Dans mon travail, je répète que le régime alimentaire industriel moderne, composé de plus en plus d’aliments transformés, et notre exposition sans précédent à des produits chimiques industriels nocifs nous rendent profondément malades, et provoquent notamment un déclin précipité des marqueurs de la santé reproductive, tels que le nombre de spermatozoïdes et les niveaux de testostérone. Je pense que la dépression fait également partie de ce phénomène. Le nouvelles recherches ont montré, par exemple, que la consommation d’aliments transformés, en particulier de produits contenant des édulcorants artificiels, peut augmenter le risque de dépression de 50 %, et qu’une exposition élevée aux phtalates, une classe de produits chimiques omniprésents que l’on trouve dans tout, des produits de soins personnels aux bouteilles en plastique, peut augmenter de manière significative le risque de dépression post-partum chez les nouvelles mamans.

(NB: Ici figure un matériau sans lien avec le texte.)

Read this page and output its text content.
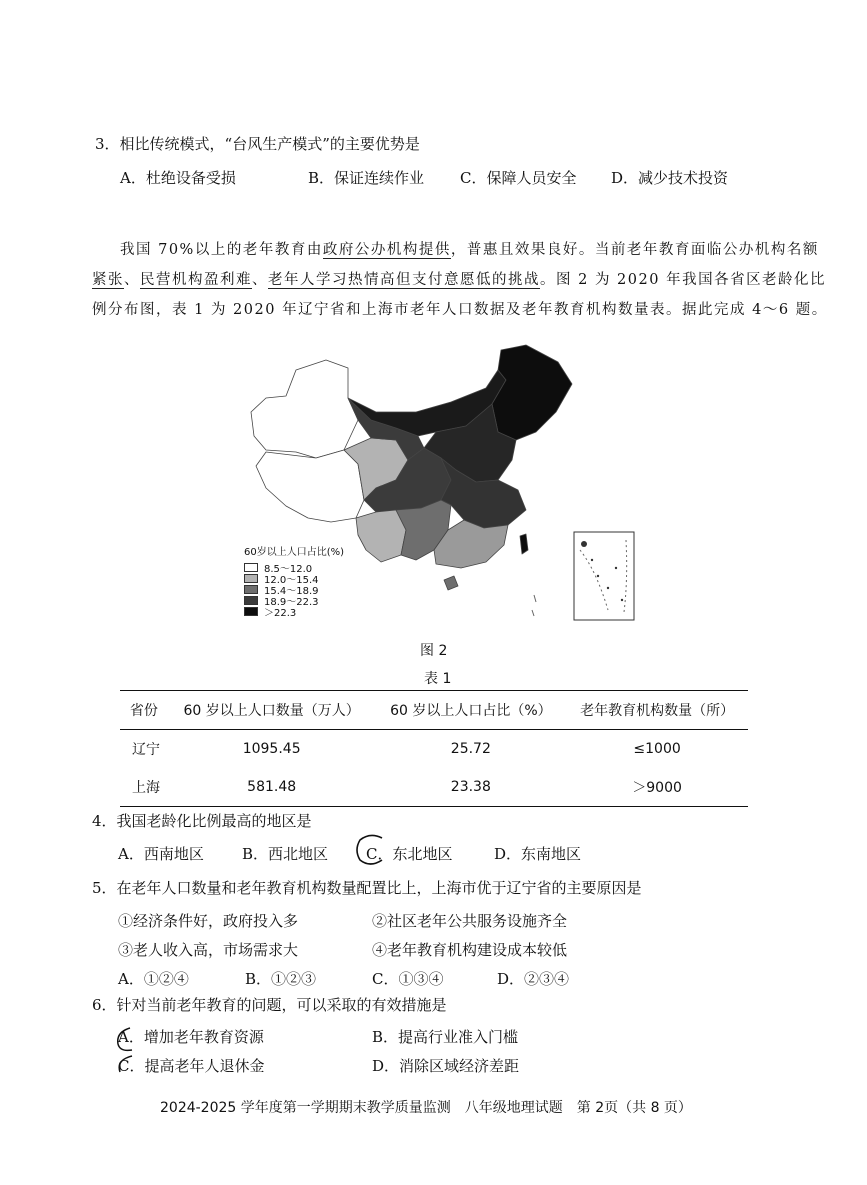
3．相比传统模式，“台风生产模式”的主要优势是
A．杜绝设备受损	B．保证连续作业 C．保障人员安全 D．减少技术投资
我国 70%以上的老年教育由政府公办机构提供，普惠且效果良好。当前老年教育面临公办机构名额
紧张、民营机构盈利难、老年人学习热情高但支付意愿低的挑战。图 2 为 2020 年我国各省区老龄化比
例分布图，表 1 为 2020 年辽宁省和上海市老年人口数据及老年教育机构数量表。据此完成 4～6 题。
60岁以上人口占比(%)
8.5～12.0
12.0～15.4
15.4～18.9
18.9～22.3
＞22.3
图 2
表 1
省份	60 岁以上人口数量（万人）	60 岁以上人口占比（%）	老年教育机构数量（所）
辽宁	1095.45	25.72	≤1000
上海	581.48	23.38	＞9000
4．我国老龄化比例最高的地区是
A．西南地区	B．西北地区	C．东北地区	D．东南地区
5．在老年人口数量和老年教育机构数量配置比上，上海市优于辽宁省的主要原因是
①经济条件好，政府投入多	②社区老年公共服务设施齐全
③老人收入高，市场需求大	④老年教育机构建设成本较低
A．①②④	B．①②③	C．①③④	D．②③④
6．针对当前老年教育的问题，可以采取的有效措施是
A．增加老年教育资源	B．提高行业准入门槛
C．提高老年人退休金	D．消除区域经济差距
2024-2025 学年度第一学期期末教学质量监测　八年级地理试题　第 2页（共 8 页）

Il reste encore beaucoup de recherches à faire sur ce qui est manifestement une question très complexe. Mais nous serions fous de ne pas tenir compte des avertissements des penseurs qui nous ont montré, sur papier et à l’écran, les dangers d’un monde entièrement médicamenteux. Si nous voulons vraiment faire quelque chose contre l’augmentation massive de la dépression, en Écosse ou ailleurs, nous devons faire face à la possibilité d’un nouveau Meilleur des mondes : un monde dans lequel les pilules ne sont pas la réponse à tous nos problèmes.